Access is a critical issue which I am sure exists else-where but I have never been aware of it.  At this point the campus has one entrance from a main thoroughfare and a second from a side street.  Additional access and egress points need to be obtained through land that belongs to the City, the State and the Federal Governments. Such multiple negotiations are the particular expertise of Affeldt since he has done it several times before.  

For the project that he calls “The Central Park Santa Fe Vision” Affeldt has formed a 40-person team of mostly in- state experts.  One is the internationally known New Mexican architect, Antoine Predock who is counted on to create some landmark buildings. Another local architect on the team is Shawn Evans whose goal is “to untangle the many issues that can impede the vision and execution of a project, so communities have a voice in the process” and this also sums up Affeldt’s way of thinking and desire for a local-based team. He says that “New Yorkers are not going to understand the land of mañana.”  As the joke goes here, mañana does not mean tomorrow, it just means “not today”!

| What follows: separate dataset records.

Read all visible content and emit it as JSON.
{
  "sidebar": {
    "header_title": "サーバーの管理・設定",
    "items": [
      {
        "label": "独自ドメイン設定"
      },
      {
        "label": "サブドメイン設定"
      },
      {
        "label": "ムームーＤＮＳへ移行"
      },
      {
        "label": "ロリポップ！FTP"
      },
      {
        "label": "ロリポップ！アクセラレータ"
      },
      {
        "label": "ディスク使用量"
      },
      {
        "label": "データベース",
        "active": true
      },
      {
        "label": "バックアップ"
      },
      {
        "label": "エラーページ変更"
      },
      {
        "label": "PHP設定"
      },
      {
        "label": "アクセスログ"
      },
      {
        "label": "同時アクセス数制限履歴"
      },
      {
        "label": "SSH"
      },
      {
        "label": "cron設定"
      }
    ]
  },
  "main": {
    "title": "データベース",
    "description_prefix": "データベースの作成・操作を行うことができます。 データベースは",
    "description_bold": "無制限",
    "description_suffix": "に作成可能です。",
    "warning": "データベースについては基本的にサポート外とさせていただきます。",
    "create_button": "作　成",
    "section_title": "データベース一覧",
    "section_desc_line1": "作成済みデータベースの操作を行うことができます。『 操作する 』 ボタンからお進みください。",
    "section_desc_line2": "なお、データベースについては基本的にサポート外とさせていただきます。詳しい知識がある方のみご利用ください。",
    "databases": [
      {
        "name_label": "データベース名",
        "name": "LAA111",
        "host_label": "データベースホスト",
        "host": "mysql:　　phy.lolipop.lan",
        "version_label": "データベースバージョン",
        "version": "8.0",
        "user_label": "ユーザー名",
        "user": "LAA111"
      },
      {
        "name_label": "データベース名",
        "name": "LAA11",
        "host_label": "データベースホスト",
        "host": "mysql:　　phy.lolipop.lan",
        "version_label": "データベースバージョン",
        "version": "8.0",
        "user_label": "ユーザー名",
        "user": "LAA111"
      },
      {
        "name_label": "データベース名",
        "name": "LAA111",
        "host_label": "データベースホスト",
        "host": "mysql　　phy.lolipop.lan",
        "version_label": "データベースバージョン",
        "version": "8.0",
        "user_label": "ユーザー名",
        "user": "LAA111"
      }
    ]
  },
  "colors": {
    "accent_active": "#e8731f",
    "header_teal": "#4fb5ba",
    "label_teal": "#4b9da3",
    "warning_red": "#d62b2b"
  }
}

Needless to say, there is competition from all over.  There are 21 proposals in all.  The New Mexican had an article about a Silicon Valley Executive who has made application as he sees the potential for an “innovation center”. It would be easier just to let an outside commercial developer take it off the City’s hands for a fortune, taking care of the debt and interest the city is paying off… Would that be best for the city in the long run?  I don’t think so. One of our great needs is affordable professional housing. People here are nervous about the interest that the expanding Los Alamos National Laboratory may have in the site as we do not want a nuclear weapons facility. 

The system in Santa Fe is that the Mayor and the City Council are fed bits and pieces of the proposals applicants submit to the city ‘s contracted manager in order to make it a blind process.  Personally, I would like to see it more open and transparent, but the feeling is that this is the least prejudicial method.  I am just one of the many concerned citizens anxious to see what happens!